Appendicitis: A condition characterized by an infection or inflammation of the supplementary material at the end of a book, article, document, or other text, usually of an explanatory, statistical, or biographical nature.


"Appendicitis" is 36 printed cardboard boxes.

They form a six square grid.

Each cube holds six blue images.

They form a latticework of references.

Every element is sampled from elsewhere.

Interlaced images reveal densely compressed information.


Birth, Childhood, Adolescence, Maturity, Ageing, Death

Each represented by a historical personage:

The Artist, Peter Pan, Dorian Gray

James Ballard, Oscar Wilde, Joseph Merrick

Yet each has a fictional counterpart.

Doppelganger, Shadow, Portrait, Fictionalisation, Alias, Myth

Intersection points form a second grid.

Twenty five images suggesting further readings.

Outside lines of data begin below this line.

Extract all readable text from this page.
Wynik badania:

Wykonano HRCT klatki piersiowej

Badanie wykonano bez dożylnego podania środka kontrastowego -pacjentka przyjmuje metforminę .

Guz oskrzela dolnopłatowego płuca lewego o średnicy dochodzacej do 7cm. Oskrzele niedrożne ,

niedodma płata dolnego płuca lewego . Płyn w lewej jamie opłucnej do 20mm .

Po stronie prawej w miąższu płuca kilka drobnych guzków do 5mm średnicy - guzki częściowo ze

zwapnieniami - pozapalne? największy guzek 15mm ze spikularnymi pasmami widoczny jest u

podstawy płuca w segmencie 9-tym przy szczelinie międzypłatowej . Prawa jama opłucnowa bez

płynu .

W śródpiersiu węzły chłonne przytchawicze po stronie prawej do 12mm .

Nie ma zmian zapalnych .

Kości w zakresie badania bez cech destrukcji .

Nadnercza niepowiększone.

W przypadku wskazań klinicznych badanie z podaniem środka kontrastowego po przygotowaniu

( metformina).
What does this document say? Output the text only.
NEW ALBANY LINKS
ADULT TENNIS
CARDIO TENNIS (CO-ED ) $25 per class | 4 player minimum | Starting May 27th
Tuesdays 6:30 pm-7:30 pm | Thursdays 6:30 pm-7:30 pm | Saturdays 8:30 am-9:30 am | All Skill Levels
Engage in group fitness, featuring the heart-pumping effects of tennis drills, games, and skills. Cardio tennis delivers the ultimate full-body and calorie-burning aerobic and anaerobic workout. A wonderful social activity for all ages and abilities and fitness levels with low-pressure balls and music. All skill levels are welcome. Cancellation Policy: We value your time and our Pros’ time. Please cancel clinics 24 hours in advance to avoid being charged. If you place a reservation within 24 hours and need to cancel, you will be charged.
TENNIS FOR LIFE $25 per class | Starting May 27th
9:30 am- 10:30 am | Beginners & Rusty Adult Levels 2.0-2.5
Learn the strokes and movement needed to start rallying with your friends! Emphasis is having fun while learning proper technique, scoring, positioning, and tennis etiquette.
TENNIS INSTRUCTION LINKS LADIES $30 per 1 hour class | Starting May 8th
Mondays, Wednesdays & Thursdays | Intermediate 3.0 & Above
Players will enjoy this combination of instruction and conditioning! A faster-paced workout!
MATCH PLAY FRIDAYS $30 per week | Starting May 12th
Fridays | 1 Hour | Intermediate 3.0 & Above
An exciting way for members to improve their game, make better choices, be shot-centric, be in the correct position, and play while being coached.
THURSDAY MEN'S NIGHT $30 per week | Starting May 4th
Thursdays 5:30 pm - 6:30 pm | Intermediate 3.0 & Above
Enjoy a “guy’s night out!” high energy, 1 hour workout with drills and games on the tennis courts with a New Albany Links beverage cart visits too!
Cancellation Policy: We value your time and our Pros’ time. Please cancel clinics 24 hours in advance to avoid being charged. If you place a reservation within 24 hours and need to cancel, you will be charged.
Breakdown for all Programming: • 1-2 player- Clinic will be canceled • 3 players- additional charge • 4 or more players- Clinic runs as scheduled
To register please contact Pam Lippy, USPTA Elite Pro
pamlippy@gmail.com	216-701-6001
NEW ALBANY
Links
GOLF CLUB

Each one is independent and interdependent.

Texts in row three are factual.

Fictions sit opposite on line four.

In the middle: Kurt Vonnegut's Anus.

A framed scar also suggests entry.

Exploring classical mind and body divides.

The body of knowledge's biologically decay.

Inevitable entropy infects the Cartesian grid.

Reminiscent of Pedagogical tools, children's blocks.

An epitome of an absent text.

On the wall; "b'heart'd", also gridded.

Seventy three redheads lifted from Seinfeld.

That show was full of them.

Seinfeld was engaged to a schoolgirl.

Dante's beloved redhead, Beatrice, was fourteen.

Jerry's girl, Shoshanna Lonstein was seventeen.


b

In the backroom: a video installation.

"Black Blank, Colour Color, Croma Coma."

A classical façade flooded with colour.

This hallucinogenic swirl emanates from elsewhere.

The building watches a second screen.

Flickering broadcast black to inert grey.